California Healthline Highlights Recent Medical Marijuana News
Several California localities recently took action related to the use of marijuana for medical purposes under Proposition 215, a 1996 state law that allows state residents to use marijuana with a doctor's recommendation. Summaries appear below.
A medical marijuana advocacy group on Monday said a new ordinance that will take effect next month in Clovis bans medical marijuana dispensaries and violates state law, the Fresno Bee reports.
The ordinance bans marijuana dispensaries, but allows patients to grow plants in cooperatives. Cultivation will be limited to six mature plants or 12 immature plants per patient and requires collective cultivation of no more than 24 plants in industrial areas or large residential lots. The ordinance also requires that no more than four users of medical marijuana reside together in the same home.
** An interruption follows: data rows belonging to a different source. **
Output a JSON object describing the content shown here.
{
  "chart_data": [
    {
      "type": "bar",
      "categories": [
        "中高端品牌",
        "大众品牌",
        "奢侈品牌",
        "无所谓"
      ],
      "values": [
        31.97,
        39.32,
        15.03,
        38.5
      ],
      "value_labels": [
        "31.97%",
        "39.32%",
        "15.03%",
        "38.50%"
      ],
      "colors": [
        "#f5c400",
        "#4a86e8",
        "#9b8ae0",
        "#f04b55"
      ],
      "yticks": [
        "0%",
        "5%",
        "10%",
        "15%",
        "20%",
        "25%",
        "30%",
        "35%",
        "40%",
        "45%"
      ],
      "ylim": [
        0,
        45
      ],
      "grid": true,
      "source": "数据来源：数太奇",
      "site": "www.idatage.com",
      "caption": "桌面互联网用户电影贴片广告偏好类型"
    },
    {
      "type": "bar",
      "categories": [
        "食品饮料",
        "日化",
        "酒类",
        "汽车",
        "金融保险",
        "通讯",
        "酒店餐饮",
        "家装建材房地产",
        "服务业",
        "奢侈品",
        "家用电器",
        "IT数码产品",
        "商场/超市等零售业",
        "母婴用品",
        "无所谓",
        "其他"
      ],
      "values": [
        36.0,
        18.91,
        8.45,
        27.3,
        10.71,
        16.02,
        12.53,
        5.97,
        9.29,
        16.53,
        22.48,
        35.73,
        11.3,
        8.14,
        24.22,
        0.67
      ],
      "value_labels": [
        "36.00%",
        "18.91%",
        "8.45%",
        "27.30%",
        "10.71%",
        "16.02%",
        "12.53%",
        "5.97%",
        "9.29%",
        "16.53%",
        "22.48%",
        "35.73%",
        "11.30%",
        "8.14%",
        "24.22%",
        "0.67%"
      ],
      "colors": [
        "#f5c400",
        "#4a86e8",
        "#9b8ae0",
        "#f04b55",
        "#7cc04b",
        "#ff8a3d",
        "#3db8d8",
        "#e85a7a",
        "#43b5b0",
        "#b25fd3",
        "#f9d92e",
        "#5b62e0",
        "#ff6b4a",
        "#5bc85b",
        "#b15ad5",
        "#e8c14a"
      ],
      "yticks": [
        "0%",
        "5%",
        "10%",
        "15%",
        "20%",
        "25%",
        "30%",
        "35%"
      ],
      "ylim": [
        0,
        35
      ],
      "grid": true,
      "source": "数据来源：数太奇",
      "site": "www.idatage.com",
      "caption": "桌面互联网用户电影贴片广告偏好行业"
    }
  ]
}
Mark Stout of Californians for Safe Access said the ordinance "is a de facto prohibition on dispensaries," which he said are "the only safe way many patients have for safe access to medical marijuana." Stout added that Americans for Safe Access considers the ban a violation of California state law (Benjamin, Fresno Bee, 12/6).
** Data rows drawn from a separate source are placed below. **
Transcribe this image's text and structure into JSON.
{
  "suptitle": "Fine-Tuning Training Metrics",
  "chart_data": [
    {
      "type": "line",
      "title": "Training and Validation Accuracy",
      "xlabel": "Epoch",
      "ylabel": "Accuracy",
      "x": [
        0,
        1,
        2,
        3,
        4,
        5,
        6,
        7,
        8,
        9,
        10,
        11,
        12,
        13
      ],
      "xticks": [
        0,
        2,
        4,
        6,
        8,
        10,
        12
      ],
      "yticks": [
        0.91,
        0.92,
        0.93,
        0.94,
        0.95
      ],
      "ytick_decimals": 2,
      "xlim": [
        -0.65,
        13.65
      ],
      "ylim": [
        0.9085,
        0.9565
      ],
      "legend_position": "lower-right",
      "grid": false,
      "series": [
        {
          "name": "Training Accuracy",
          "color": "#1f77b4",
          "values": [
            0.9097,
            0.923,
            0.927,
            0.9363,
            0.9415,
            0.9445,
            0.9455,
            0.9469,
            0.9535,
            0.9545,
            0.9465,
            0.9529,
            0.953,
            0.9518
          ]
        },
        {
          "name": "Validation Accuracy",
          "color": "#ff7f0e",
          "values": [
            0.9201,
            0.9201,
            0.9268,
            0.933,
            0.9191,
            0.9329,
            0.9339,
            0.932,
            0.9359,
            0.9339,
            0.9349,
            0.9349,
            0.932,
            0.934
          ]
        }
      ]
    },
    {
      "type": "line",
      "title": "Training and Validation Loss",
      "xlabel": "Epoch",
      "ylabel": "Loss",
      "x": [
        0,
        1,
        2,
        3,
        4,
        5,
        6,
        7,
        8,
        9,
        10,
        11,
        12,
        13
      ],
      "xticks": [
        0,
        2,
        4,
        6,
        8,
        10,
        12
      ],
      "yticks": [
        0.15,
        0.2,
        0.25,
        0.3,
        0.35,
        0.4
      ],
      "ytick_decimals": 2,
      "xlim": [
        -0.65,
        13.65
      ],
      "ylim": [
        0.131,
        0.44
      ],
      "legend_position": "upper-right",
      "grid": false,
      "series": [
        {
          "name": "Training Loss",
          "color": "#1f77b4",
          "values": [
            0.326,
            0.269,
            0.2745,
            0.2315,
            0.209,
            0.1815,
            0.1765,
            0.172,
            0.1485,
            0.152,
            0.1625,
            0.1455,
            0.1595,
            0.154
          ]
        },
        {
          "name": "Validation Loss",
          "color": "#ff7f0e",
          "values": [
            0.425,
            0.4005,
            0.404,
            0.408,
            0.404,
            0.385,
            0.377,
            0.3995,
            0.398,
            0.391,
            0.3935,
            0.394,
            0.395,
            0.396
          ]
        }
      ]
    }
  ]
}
Riverside County on Thursday began processing applications for medical marijuana identification cards, the Riverside Press-Enterprise reports. Applicants must provide a valid doctor's prescription for marijuana and proof of residency to obtain a card. Cards will be valid for one year and one day (Trone/Gang , Riverside Press-Enterprise, 12/2).
The San Bernardino County Public Health Department in January will begin issuing medical marijuana identification cards to residents with a valid doctor's prescription, department Director Jim Felten said on Thursday, the Press-Enterprise reports.
Cards will cost about $100 and be valid for one year and one day. The county health department will hire two employees to oversee the program (Gang/Trone , Riverside Press-Enterprise, 12/2).